Both for the CDS and MARS, daily updates for ERA5T are available about 5 days behind real time and monthly mean updates are available about 5 days after the end of the month.
The daily updates for ERA5T data on the CDS occur at no fixed time during the day. However, although it is not guaranteed, the D-5 data are typically available by 12UTC. We are working on reducing the variability of the update time.
For the CDS, ERA5T data for a month is overwritten with the final ERA5 data about two months after the month in question.
For MARS, the final ERA5 data are available about two months after the month in question. In addition, the last few months of data are kept online and can be accessed much quicker than older data on tape.
In the event that serious flaws are detected in ERA5T, the latter could be different to the final ERA5 data. Based on experience with the production of ERA5 so far (and ERA-Interim in the past), our expectation is that such an event would not occur often. So far, it has only occurred once:
- from 1 September to 13 December 2021, the final ERA5 product is different to ERA5T due to the correction of the assimilation of incorrect snow observations in central Asia. Although the differences are mostly limited to that region and mainly to surface parameters, in particular snow depth and soil moisture and to a lesser extent 2m temperature and 2m dewpoint temperature, all the resulting reanalysis fields can differ over the whole globe but should be within their range of uncertainty (which is estimated by the ensemble spread and which can be large for some parameters). On the CDS disks, the initial, ERA5T, fields have been overwritten (with the usual 2-3 month delay), i.e., for these months, access to the original CDS disk, ERA5T product is not possible after it has been overwritten. Potentially incorrect snow observations have been assimilated in ERA5 up to this time, when the effects became noticeable. The quality control of snow observations has been improved in ERA5 from September 2021 and from 15 November 2021 in ERA5T.
- from 1 July to 17 November 2024, the final ERA5 product is different to ERA5T due to the correction of the assimilation of incorrect snow observations on the Alps. The differences are mostly limited to the Alps and mainly to surface parameters (in particular snow depth and 2m temperature and 2m dewpoint temperature). However, all the resulting reanalysis fields do differ slightly over the whole globe but these differences should be within their range of uncertainty (which is estimated by the ensemble spread and which can be large for some parameters).
For the hourly products on CDS disks for both single and pressure levels, some local differences exist between ERA5 and ERA5T for 1 to 24 October 2022 due to a change of the regridding software (MIR) when the ERA5 production was changed from the Cray to ATOS. Differences are not meteorologically significant. For October 2022, there is no difference for the data in native resolution (ERA5-complete).
The IFS and data assimilation
For ERA5, the IFS documentation for CY41R2 should be used.
The twice daily, short (18 hour) forecasts are run from the 06 and 18 UTC analyses.
The 4D-Var data assimilation uses 12 hour windows from 09 UTC to 21 UTC and 21 UTC to 09 UTC (the following day).
The model time step is 12 minutes for the HRES and 20 minutes for the EDA, though occasionally these numbers are adjusted to cope with instabilities.

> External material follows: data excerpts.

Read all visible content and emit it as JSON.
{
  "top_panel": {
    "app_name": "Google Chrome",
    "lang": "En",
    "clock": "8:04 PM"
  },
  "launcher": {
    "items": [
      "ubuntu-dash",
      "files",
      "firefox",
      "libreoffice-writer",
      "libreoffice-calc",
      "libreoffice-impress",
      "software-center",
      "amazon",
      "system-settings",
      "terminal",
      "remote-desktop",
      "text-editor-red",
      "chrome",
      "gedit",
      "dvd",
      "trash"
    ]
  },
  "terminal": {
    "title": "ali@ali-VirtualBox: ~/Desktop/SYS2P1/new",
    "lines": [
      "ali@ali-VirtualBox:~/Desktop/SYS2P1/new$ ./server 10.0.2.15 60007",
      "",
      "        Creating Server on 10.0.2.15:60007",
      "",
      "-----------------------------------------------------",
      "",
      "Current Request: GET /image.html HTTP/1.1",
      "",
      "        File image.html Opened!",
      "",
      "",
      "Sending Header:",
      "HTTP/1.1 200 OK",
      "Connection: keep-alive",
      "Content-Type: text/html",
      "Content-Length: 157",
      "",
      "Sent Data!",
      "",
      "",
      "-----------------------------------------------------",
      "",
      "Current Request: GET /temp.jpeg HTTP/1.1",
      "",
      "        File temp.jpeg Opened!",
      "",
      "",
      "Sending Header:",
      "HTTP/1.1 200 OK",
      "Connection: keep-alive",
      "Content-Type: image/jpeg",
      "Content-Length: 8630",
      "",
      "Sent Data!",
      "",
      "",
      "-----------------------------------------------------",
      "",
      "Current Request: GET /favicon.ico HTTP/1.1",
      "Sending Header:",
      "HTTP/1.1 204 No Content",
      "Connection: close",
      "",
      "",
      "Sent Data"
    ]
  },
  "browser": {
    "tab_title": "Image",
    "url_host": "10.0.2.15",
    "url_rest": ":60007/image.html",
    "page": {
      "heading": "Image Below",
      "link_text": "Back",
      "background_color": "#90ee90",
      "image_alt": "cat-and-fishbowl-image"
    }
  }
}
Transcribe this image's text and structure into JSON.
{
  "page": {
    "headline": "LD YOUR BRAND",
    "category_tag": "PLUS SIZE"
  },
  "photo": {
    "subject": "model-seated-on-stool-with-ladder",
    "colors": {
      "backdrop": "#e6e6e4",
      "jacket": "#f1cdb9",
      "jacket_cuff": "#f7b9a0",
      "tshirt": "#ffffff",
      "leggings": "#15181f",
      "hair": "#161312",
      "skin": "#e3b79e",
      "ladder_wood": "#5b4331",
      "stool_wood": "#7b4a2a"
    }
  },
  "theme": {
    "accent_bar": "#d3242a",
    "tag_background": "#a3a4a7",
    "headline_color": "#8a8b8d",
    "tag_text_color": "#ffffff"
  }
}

Data assimilation is a process whereby a model forecast is blended with observations to obtain the best fit to both the forecast and the observations, given the known uncertainties of both. The result is called an analysis (of the state of the atmosphere). For the atmospheric parameters in ERA5, the 4D-Variational (4D-Var) data assimilation windows are 12 hours long, commencing after the first 3 hours of the short forecasts. All the available observations within each 12 hour window are considered by the system, though some might be discarded for various reasons, such as quality control. Some of the parameters under the category "Surface or single level" parameters, are produced by the Land-surface scheme, which uses 1D and 2D Optimal Interpolation and Extended Kalman Filter, data assimilation. The ERA5 MARS archive contains both the analyses and short forecasts. On the CDS disks, where single level and pressure level data are available, analyses are provided rather than forecasts, unless the parameter is only available from the forecasts.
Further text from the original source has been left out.